Мать подняла руку и легко, почти невесомо коснулась его щеки. Я увидела этот жест, и в груди сжалась тугая пружина, которую будто закрутили до предела. Я знала, что пружина когда-нибудь разожмется. Но не знала, когда именно.

— Доброе утро, мой дорогой, — сказала мать.

Голос у неё изменился. Потеплел. Я слышала это каждый день и каждый раз удивлялась: значит, она умеет так говорить. Просто не со мной.

Уильям сел в кресло отца – ему позволялось то, что не позволялось мне, – и открыл книгу. Он был красив той особой, спокойной красотой, какая бывает у людей, которые никогда не сомневались в том, что их любят. У него были тёмные волосы (не каштановые, как у меня и матери) и глаза цвета грозового неба. Он сидел в кресле отца, а я стояла у двери, и между нами была пропасть, для которой у меня не находилось названия.

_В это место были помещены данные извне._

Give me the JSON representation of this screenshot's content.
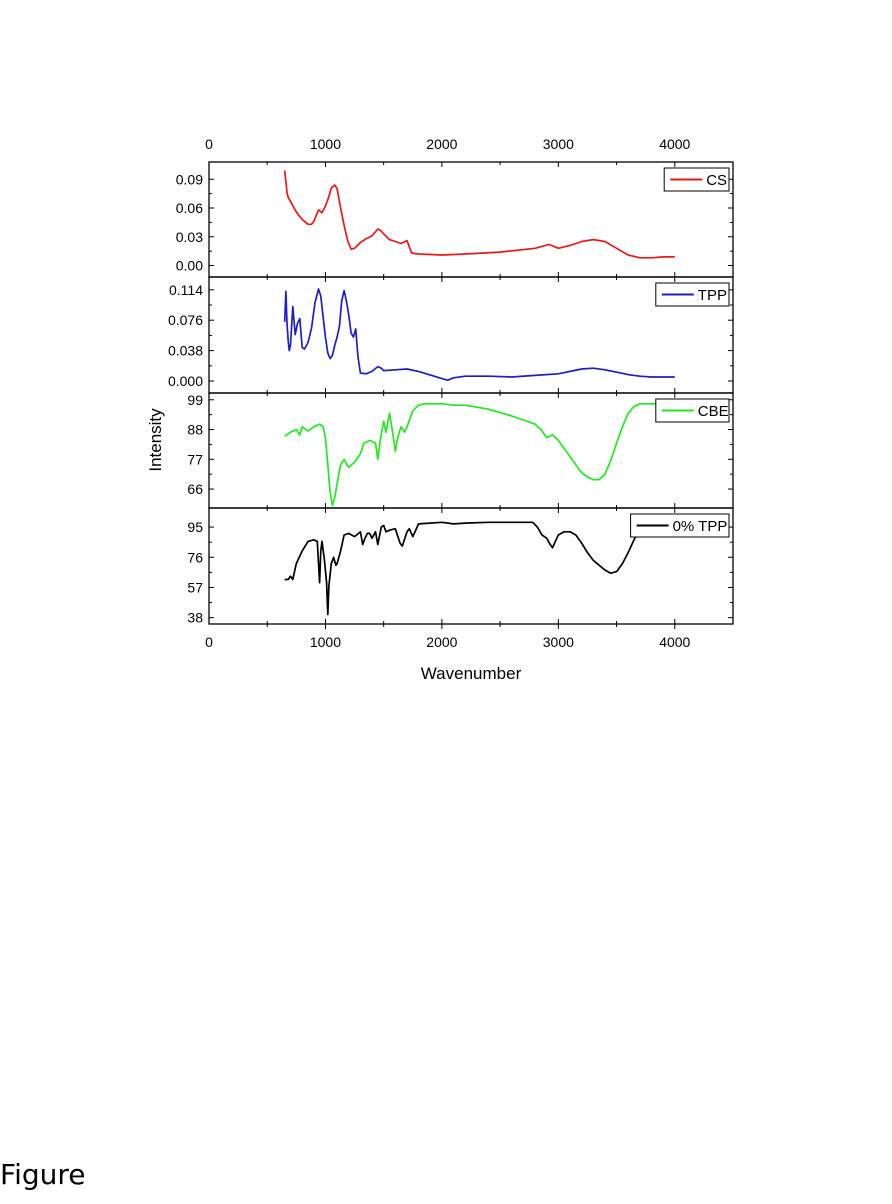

— Ты опять глазеешь? — спросил Уильям, не поднимая головы от книги. Голос у него был ровный, беззлобный. Он не хотел меня обидеть. Ему просто было всё равно, а это, как я уже начинала понимать, ранит сильнее злости. Злость можно счесть хотя бы за внимание.

— Я не глазею, — сказала я. — Я смотрю.

— Смотреть и глазеть — одно и то же.

— Нет. — Я сама не знала, откуда взялось это упрямство. — Смотреть — значит видеть. Глазеть — значит просто таращиться.

Уильям поднял бровь (точь-в-точь как мать) и вернулся к книге. Разговор был окончен. Он умел заканчивать разговоры одним движением брови. Этому я завидовала даже больше, чем всему остальному. Больше, чем книге или поцелую в висок. Завидовала его способности быть уверенным, что он здесь главный и самый важный.

Мэри, наша служанка, спасла меня, сама того не ведая. Она вошла в гостиную со словами «Я отведу её на прогулку, мэм» и вывела меня на улицу прежде, чем я успела понять, что меня спасают. Я была благодарна ей, хотя и не сказала об этом вслух.

Ноябрьский холод пробрался под пальто и устроился где-то между лопаток. Ветер гнал сухие листья вдоль мостовой, и они шуршали, словно старые письма, которые никто не прочёл.

Мы остановились у церкви. Мэри вынула монеты и протянула их нищенке. Та сидела на паперти, съежившись, прикрываясь от ветра потрепанным платком. Женщина была старой: лицо в глубоких морщинах, белые волосы, спутанные, как сухая трава, кое-где выбивались из-под платка. Она взяла монеты, не поднимая глаз, – её пальцы дрожали, а руки были покрыты тёмными пятнами времени.

— Спасибо, госпожа, — прошептала она.

Мэри ничего не ответила. Она развернулась и пошла дальше.

Я хотела последовать за ней, но на мгновение решила задержаться. Нищенка подняла голову и посмотрела на меня своим цепким взглядом. Ее серые глаза показались мне до жути пустыми, как у человека, который давно перестал ждать. И при этом в их глубине таилась какая-то странная, незнакомая мне доселе, мудрость. Я невольно вздрогнула: казалось, она видит меня насквозь и знает всё, о чём я молчу.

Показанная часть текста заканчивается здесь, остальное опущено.